In 1933 the Administration of Justice (Miscellaneous Provisions) Act 1933,s. 6 guaranteed the right of jury trial in the Queen’s Bench division for:
- Malicious prosecution
- False imprisonment
- Breach of promise of marriage
“…….but, save as aforesaid, any action to be tried in that Division may, in the discretion of the court or a judge, be ordered to be tried either with or without a jury.” The Act brought a de facto end to civil jury trials in England and Wales save for the causes where the right was guaranteed.
In Ward v. James (1966), Lord Denning, delivering the judgments of the Court of Appeal, held that personal injury cases were unsuitable for jury trials owing to the technical expertise and experience needed in assessing damages. In Singh v. London Underground Ltd (1990), a litigant sought a jury trial on a case arising from the King’s Cross fire but was refused owing to the technical nature of the case. As of 1998, less than 1% of civil trials in England and Wales were jury trials and these were principally defamation cases.

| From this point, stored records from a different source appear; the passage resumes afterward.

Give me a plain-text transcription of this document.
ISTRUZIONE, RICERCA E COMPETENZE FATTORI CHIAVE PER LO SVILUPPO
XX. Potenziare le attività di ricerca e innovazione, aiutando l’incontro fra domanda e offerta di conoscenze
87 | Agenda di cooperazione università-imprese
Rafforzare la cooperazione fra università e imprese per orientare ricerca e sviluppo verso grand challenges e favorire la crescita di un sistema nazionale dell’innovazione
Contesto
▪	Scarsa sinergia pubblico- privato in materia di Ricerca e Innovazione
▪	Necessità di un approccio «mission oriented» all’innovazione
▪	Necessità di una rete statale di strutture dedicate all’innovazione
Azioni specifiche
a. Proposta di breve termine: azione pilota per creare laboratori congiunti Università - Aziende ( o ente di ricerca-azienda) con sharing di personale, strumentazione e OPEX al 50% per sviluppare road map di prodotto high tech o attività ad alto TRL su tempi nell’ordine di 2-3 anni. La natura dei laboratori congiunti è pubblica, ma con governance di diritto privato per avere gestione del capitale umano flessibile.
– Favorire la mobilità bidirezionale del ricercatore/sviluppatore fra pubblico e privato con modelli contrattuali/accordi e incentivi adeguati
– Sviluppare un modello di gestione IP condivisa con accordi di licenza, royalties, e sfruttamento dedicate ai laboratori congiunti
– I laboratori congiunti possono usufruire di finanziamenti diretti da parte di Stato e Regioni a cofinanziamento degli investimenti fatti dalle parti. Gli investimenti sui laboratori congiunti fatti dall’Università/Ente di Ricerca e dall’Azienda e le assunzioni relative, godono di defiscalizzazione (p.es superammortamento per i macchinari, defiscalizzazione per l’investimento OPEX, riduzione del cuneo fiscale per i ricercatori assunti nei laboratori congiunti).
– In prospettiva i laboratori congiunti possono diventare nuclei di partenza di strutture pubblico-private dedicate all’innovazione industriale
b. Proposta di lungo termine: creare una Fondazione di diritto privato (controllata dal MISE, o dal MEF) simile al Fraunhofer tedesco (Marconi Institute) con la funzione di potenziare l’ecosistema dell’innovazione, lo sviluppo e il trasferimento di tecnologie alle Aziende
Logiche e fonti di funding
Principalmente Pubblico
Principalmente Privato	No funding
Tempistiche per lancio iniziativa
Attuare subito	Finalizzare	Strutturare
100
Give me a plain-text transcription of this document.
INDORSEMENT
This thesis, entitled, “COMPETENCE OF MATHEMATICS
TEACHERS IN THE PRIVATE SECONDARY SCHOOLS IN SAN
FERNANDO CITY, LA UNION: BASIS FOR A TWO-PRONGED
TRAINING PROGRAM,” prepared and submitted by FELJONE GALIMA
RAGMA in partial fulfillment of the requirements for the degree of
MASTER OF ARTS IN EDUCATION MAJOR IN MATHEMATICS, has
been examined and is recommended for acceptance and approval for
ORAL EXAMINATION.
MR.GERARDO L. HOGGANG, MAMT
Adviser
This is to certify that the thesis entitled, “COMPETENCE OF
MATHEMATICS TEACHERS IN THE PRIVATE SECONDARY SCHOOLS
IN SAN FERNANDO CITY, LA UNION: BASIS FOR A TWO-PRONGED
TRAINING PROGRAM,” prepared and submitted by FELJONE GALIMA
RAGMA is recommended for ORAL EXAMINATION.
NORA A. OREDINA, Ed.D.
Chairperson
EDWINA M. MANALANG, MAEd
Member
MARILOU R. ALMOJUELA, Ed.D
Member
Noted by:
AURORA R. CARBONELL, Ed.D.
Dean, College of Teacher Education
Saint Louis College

Section 69 of the Senior Courts Act 1981, which replaced s. 6 of the 1933 Act in respect of High Court trials, provides that trial shall be by jury on the application of a party where the court is satisfied that there is in issue:
- a claim of fraud against the party; or
- a claim respect of libel, slander, malicious prosecution or false imprisonment
unless the court is of the opinion that the trial requires any prolonged examination of documents or accounts or any scientific or local investigation which cannot conveniently be made with a jury.